似たもの姉弟
いよいよ明日が殴り込み決行日でみんなでパーっとディナーを楽しんだ後、いつも通りお風呂に入った。
京子ちゃんとハルちゃんとイーピンちゃんは片付けをしていて、お風呂には僕とビアンキさんだけがいた。
先にビアンキさんが湯船に浸かっていて、僕が後から湯船に浸かるとビアンキさんは口を開いた。
「いよいよ明日ね。」
「はい、ちょっと緊張します。」
「あら、優希でも緊張するの?」
「もちろんですよ〜。ビアンキさんは緊張することってありますか?」
「最近は少ないけれど殺し屋になりたての時とかは結構あったわよ。」
「やっぱりこういうのは慣れですかね…。」
「そうね、慣れると緊張しなくなるものだわ。」
「じゃあ明日はきっちり殴り込み成功させてこういう戦いに慣れなきゃですね。」
「ええ……」
ビアンキさんは少しだけ浮かない顔をする。
やっぱり仲間を、弟を死地に送り出すのは嫌なのかな。
「優希、ハヤトのこと宜しくね。

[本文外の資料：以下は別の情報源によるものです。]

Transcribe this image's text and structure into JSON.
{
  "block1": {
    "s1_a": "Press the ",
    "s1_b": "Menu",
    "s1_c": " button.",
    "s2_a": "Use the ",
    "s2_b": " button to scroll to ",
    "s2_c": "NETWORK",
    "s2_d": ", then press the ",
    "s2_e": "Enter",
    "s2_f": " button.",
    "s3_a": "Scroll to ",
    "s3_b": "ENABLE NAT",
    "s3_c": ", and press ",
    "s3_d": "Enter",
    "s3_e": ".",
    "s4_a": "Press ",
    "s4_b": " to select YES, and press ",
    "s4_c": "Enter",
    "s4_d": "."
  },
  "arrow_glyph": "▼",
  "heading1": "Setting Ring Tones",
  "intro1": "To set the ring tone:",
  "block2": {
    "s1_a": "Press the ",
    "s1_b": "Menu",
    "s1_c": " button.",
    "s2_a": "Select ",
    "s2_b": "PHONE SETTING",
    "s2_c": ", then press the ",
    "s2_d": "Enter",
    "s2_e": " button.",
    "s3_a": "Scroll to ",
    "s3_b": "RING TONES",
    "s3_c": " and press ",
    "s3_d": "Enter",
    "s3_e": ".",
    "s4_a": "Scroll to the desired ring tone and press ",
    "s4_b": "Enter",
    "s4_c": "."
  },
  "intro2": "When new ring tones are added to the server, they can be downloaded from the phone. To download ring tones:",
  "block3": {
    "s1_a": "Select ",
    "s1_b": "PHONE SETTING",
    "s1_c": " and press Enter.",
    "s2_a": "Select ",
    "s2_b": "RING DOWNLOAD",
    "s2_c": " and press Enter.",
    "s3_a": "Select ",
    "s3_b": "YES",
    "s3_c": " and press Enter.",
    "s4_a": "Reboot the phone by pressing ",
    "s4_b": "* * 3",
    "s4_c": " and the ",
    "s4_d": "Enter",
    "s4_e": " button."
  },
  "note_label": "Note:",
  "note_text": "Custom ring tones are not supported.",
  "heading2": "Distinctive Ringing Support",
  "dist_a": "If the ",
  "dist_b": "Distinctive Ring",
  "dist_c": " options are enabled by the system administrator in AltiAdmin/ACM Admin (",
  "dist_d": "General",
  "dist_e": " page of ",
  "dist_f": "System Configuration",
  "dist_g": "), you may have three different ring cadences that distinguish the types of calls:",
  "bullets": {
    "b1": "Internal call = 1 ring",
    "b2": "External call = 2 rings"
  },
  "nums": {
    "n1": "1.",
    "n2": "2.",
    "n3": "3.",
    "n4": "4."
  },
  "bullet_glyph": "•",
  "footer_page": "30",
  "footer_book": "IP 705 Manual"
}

あの子、すぐ無茶するから。」
「はい、任せてください。僕がストッパーになるし、守りますよ。」
「ありがとう。ハヤトもきっとあなたのことを守ると思うわ。」
「そうですね。獄寺君、ああ見えて仲間に優しいから。」
「それだけじゃないはずよ。少しだけ……優希が羨ましいわ。」
ビアンキさんはどこか寂しそうな顔をしている。
ずっと僕の中でモヤモヤしていた言葉が頭を過る。
明日死ぬ可能性だってあることを考えると、言いたいことは今言うべきなのかもしれない。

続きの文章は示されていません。